As the month of June -- the official LGBT Pride month -- comes to an end, some people are trying to celebrate a pride day all their own: Heterosexual Pride Day.
#HeterosexualPrideDay started trending on Facebook and Twitter earlier last week with some people calling for fairness and tolerance in celebrating sexuality. Advocates for this hashtag aren't about oppression or equal rights, it's simply a day about being prideful about being straight. It is important to be proud of who you are and to be confident in your sexuality no matter what, but straight people aren't threatened or persecuted over their sexuality. If people want a Heterosexual Pride Day because they feel like it will somehow highlight the need to celebrate heterosexuality, then they are gravely mistaken.
What these advocates of #HeterosexualPrideDay fail to realize is that gay pride was not born out of a need to celebrate being gay, but instead the right to exist without prosecution. This hashtag is making a mockery of a community that has faced real violence and oppression. At the same time, it sends the not-so-subtle message of intolerance that is driven by a sense of ignorant entitlement: "If those gays get a day, then we should, too!"
Of course not everyone thinks that way; some advocates just want to highlight the fact that it’s "good to be normal" – assuming that being straight is the norm.

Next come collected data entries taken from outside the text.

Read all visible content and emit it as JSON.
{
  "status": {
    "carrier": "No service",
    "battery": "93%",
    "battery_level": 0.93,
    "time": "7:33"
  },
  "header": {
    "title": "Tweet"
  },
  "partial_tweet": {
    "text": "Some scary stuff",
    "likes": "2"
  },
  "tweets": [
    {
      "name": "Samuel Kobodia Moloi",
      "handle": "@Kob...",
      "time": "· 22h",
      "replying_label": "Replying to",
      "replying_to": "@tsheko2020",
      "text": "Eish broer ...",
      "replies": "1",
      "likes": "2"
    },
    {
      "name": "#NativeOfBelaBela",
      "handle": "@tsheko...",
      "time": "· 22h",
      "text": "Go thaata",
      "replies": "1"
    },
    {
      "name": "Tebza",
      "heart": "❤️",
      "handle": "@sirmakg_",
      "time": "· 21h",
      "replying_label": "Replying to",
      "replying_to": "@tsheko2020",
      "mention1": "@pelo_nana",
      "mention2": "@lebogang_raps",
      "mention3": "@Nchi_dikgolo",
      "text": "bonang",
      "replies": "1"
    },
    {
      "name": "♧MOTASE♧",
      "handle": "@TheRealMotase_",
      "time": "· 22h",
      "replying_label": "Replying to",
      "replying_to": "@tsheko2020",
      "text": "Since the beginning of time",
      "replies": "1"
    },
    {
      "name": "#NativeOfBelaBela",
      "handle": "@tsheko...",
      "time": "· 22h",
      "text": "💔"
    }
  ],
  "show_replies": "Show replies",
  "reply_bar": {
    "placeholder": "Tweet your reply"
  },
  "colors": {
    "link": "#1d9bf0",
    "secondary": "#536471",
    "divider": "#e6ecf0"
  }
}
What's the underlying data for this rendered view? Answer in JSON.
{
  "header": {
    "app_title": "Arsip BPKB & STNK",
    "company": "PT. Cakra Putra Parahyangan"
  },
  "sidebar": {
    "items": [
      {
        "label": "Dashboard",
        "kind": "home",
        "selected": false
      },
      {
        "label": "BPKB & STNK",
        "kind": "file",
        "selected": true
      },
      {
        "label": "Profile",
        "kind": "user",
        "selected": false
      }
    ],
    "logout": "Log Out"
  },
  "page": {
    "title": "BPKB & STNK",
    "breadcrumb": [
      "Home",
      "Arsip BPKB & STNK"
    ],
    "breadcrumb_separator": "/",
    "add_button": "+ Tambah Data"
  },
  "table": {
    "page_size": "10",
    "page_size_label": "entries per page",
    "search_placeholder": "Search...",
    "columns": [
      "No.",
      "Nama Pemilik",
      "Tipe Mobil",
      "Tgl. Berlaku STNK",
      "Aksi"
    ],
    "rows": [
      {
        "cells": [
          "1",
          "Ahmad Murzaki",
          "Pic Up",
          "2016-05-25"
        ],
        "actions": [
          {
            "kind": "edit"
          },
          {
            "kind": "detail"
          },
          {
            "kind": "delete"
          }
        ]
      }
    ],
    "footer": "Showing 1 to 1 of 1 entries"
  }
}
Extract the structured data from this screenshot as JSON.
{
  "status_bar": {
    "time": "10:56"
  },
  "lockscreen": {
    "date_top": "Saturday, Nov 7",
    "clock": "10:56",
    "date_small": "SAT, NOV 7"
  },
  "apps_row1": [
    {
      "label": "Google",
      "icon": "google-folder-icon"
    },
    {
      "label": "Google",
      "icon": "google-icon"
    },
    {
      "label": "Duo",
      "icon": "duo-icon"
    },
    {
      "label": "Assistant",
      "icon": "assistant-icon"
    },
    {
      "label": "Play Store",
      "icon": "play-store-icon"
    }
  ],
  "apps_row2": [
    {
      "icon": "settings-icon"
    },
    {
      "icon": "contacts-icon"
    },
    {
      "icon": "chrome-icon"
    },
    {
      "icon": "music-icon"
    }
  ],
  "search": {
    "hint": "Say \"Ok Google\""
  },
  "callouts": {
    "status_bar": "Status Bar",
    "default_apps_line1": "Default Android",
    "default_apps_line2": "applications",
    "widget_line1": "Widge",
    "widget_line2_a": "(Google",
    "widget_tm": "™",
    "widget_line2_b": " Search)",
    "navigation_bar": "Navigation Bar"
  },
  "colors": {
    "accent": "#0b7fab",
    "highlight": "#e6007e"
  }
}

People are really triggered by suggestions that homosexuality isn’t normal, and for good reason! It is important to understand that there is nothing “abnormal” about being a part of a minority group. Until the day we see that there is no more discrimination based on sexuality or gender, Pride days are essential to our underrepresented members of society.
The streets are not filled with children who have been kicked out of their homes for being straight. There is a lack of stories and evidence that show straight people being beat up, tied to a fence, or shot at point-blank range because they were straight. Instead of wondering why there isn't a straight Pride month or movement, maybe straight people should be thankful they don't need one at all.